- Born: Sundeep Bhatia
- Education: University of Minnesota Medical School, University of Pennsylvania
- Occupations: Physician; healthcare executive;
- Known for: President of Prime Healthcare Services

= Sunny Bhatia =

American cardiologist

Sunny Bhatia is a physician and healthcare executive who serves as president and chief medical officer of Prime Healthcare Services, a national hospital system based in Ontario, California.

Bhatia is a Fellow of the American College of Cardiology and the American College of Healthcare Executives. In December 2025, Bhatia was named among Modern Healthcare's 100 Most Influential People in Healthcare list.

== Education ==
Bhatia received his medical degree from the University of Minnesota Medical School, 2001 class, and holds a Master of Medical Management (MMM) degree from the USC Marshall School of Business in Los Angeles.

== Career ==
Bhatia joined Prime Healthcare in 2011 as chief medical officer (CMO) of Sherman Oaks Hospital and Encino Hospital Medical Center. During his tenure, Sherman Oaks Hospital was recognized multiple times as one of the nation's "100 Top Hospitals" by IBM Watson Health.

In 2016, he was promoted to CMO of Prime Healthcare and later became CEO of the company's West Coast region. In 2024, he was appointed the health system's first national president.

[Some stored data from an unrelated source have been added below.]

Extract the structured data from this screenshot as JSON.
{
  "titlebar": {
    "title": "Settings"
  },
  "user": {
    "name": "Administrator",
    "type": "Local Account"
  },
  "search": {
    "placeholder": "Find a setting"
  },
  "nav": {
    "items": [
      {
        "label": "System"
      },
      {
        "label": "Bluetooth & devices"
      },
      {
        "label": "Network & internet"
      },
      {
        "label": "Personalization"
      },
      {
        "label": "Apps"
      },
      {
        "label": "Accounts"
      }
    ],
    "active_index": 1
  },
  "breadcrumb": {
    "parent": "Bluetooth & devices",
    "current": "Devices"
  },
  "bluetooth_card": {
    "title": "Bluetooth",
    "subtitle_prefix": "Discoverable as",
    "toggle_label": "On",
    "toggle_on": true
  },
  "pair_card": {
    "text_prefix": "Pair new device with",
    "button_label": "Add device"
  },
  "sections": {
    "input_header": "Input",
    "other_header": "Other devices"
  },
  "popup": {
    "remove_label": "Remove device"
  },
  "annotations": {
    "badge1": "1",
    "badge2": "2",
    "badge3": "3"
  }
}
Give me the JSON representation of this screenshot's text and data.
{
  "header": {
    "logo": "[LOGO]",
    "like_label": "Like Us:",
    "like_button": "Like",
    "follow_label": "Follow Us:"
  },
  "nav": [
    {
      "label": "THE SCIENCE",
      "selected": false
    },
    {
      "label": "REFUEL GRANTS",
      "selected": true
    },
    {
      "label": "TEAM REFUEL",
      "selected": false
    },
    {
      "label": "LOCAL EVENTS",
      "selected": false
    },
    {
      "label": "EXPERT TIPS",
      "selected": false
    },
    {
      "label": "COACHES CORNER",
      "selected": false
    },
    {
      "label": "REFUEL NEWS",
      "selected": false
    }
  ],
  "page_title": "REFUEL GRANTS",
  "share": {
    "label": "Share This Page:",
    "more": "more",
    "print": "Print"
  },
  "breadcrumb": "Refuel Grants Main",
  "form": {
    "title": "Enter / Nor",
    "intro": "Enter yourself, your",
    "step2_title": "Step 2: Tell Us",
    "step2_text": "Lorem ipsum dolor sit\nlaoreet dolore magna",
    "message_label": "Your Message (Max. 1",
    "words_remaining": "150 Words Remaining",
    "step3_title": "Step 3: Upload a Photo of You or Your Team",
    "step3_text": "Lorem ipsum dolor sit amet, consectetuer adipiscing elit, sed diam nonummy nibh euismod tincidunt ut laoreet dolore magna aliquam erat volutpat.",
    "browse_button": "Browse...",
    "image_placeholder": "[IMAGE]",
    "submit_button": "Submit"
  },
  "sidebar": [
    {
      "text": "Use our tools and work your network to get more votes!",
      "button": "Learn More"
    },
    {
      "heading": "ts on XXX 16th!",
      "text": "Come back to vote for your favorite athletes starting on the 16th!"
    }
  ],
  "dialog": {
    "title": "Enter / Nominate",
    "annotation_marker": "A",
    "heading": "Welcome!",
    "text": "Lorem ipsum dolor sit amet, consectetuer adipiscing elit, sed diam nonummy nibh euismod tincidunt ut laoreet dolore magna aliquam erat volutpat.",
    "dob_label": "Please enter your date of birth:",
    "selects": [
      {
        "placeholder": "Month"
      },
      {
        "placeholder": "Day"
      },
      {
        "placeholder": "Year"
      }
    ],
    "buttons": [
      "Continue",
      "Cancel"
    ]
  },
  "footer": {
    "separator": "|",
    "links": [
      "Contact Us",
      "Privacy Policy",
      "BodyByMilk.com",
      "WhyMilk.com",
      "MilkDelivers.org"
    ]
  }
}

In 2024, he oversaw Prime Healthcare's acquisition of nine hospitals from the U.S. Catholic health system Ascension, and the acquisition of Saint Francis Hospital in Illinois for $350 million. In the same year, Bhatia participated in Prime Healthcare's negotiations with the State of California regarding CalOptima contracts at four Orange County hospitals.

=== Faculty career ===
Bhatia serves as associate professor of medical education at the California University of Science and Medicine in Colton, San Bernardino County. He has established the Bhatia Family Scholarship for Future Community-Based Physicians at the University of Minnesota Medical School.

== Fellowship and recognitions ==
Bhatia is a board-certified interventional cardiologist. He is a Fellow of the American College of Cardiology, the Society for Cardiac Angiography and Interventions, and the American College of Healthcare Executives.

In 2019, he was named Healthcare Innovator of the Year by The Millennium Alliance. In 2025, he was included in Modern Healthcare's 100 Most Influential People in Healthcare list. He has also been named to the publication's Most Influential Clinical Executives list. He was recognized by Becker's Hospital Review on its lists of hospital and health system Chief Medical Officers to Know in 2022 and 2026. In 2026, Bhatia was recognized as one of LA's Top Doctors: Leaders of Influence.